While art and music communities have limited interaction, the symbiosis between these groups is apparent in the work of Austin street artist, Federico Archuleta. Known as El Federico, this artist combines elements of graffiti with stencil art techniques to produce musically influenced murals found on many Austin music venues and record shops.
Starting first in his job doing window displays for the now defunct Tower Records, El Federico began creating large-scale stencil art on the storefront. His first well known piece was a portrait of Johnny Cash featuring Heaven and Hell motifs. Eventually the storefront became covered with El Federico’s work including portraits of ZZ Top, Buddy Holly, Lightnin’ Hopkins, Willie Nelson, Bob Dylan and Janis Joplin. As El Federico’s fame grew, so did his commissions. Today, collections of his work are featured on the walls of Austin’s infamous Hole in the Wall Club; the used record store, Cheapo Discs; and in dive bars such as the Legendary White Swan Lounge. While most of his work is painted on exterior walls, the Hole in the Wall stage is decorated with a version of the Johnny Cash portrait and the South by Southwest Music Conference owns a number of portable pieces. Austin’s latino music festival, the Pachanga Fest, also decorates its venue with El Federico’s art.

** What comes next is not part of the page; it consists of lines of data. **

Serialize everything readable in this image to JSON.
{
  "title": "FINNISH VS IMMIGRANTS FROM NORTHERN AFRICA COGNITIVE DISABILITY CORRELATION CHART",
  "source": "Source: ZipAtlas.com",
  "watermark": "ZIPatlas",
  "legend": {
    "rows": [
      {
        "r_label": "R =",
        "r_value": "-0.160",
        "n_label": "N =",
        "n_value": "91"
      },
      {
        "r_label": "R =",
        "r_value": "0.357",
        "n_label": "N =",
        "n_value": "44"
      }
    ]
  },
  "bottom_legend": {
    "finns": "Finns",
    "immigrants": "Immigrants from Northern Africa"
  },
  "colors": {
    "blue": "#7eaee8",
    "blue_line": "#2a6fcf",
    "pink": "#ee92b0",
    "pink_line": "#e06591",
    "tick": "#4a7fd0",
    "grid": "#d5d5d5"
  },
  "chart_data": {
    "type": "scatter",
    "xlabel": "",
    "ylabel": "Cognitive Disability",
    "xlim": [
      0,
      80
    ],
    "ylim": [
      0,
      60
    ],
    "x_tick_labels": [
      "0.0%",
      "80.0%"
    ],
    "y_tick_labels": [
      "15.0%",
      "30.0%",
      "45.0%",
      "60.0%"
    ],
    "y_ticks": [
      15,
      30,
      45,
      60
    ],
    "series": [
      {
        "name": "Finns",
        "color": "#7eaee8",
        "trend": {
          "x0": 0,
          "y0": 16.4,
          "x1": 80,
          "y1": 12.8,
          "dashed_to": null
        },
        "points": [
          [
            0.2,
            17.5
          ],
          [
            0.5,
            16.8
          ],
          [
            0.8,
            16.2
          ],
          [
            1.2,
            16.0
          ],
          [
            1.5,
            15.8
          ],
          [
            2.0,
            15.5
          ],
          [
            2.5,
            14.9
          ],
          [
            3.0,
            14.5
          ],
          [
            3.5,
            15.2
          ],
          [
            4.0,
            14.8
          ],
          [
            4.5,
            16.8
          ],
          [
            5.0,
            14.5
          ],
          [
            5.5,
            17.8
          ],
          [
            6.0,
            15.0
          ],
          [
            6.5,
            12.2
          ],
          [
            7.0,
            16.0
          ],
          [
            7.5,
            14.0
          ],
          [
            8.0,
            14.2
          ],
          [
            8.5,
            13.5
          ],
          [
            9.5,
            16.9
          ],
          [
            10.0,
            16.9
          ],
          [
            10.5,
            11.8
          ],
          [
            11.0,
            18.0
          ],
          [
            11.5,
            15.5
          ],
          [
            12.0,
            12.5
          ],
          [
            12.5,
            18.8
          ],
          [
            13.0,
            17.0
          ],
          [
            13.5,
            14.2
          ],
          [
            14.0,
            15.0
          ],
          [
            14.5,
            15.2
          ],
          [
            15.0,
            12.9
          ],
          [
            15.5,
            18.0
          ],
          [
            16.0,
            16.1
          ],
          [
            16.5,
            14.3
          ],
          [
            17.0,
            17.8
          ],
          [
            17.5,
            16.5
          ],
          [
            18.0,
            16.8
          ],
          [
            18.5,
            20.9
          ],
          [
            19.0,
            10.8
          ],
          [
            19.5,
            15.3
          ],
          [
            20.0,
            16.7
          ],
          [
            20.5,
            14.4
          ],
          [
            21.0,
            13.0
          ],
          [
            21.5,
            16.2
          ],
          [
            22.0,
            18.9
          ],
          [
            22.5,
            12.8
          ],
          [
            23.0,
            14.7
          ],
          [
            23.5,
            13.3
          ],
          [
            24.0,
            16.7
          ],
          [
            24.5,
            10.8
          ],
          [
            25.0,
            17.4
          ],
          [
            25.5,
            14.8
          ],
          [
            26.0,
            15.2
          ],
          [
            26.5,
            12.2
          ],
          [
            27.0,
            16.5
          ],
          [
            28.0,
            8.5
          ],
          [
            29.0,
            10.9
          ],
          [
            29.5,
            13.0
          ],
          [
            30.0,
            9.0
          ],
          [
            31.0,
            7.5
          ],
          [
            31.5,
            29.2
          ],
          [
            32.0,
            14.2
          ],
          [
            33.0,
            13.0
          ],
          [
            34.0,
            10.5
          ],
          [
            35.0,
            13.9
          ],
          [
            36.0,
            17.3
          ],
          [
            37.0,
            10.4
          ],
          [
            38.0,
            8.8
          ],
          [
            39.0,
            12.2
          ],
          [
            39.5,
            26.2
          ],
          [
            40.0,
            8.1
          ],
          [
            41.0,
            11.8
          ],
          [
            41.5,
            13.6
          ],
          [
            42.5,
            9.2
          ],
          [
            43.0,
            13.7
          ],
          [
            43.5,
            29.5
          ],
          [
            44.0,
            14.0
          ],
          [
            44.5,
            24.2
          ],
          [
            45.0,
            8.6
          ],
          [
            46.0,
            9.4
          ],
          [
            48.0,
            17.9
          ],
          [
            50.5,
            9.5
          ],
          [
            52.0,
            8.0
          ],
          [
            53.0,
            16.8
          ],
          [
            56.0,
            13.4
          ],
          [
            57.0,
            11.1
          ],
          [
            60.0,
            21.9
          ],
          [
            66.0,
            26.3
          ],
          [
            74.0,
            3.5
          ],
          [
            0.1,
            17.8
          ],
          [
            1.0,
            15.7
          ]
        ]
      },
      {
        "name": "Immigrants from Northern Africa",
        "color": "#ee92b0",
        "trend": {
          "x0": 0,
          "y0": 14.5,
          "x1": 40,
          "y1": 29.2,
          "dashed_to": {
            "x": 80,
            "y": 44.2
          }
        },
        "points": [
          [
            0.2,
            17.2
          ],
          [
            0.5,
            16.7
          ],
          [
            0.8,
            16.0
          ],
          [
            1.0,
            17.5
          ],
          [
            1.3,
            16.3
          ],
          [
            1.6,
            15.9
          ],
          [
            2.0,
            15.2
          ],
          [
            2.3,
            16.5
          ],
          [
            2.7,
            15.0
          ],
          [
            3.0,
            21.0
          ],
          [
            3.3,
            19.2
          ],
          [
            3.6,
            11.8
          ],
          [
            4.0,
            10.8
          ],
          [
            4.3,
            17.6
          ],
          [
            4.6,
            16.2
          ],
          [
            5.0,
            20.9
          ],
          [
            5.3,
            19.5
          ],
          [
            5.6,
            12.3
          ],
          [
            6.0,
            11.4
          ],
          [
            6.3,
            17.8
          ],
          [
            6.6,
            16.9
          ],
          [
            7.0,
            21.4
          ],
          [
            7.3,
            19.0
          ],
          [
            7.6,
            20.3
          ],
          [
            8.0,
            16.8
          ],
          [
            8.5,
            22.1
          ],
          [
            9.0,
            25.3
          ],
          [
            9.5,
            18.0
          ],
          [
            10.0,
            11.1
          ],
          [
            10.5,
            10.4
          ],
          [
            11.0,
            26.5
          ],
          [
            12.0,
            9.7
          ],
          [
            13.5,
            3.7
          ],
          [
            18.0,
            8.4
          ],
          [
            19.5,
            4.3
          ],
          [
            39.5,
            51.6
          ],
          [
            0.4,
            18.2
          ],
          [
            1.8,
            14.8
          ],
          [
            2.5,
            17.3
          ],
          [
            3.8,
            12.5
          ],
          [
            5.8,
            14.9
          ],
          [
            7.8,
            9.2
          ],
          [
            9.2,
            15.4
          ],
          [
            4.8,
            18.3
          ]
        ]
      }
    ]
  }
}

El Federico does not cite artists as his major influence, rather he believes that rock n’ roll and rock n’ roll album covers are his major influence. He likes to work in public spaces because of the instant feedback he gets from passersby, and much of the material for his art comes also from the streets as he like to use ‘dumpster dive cardboard’ to create his stencils. El Federico says that “its something within mankind to express ourselves on walls, and stencil art was originally done by cavemen who would put dye in their mouths and spit it out over their hands to leave impressions of their hands on walls.” His desire to put his art out on streets and bars is to help break the mindset held by most people that art is only found in museums.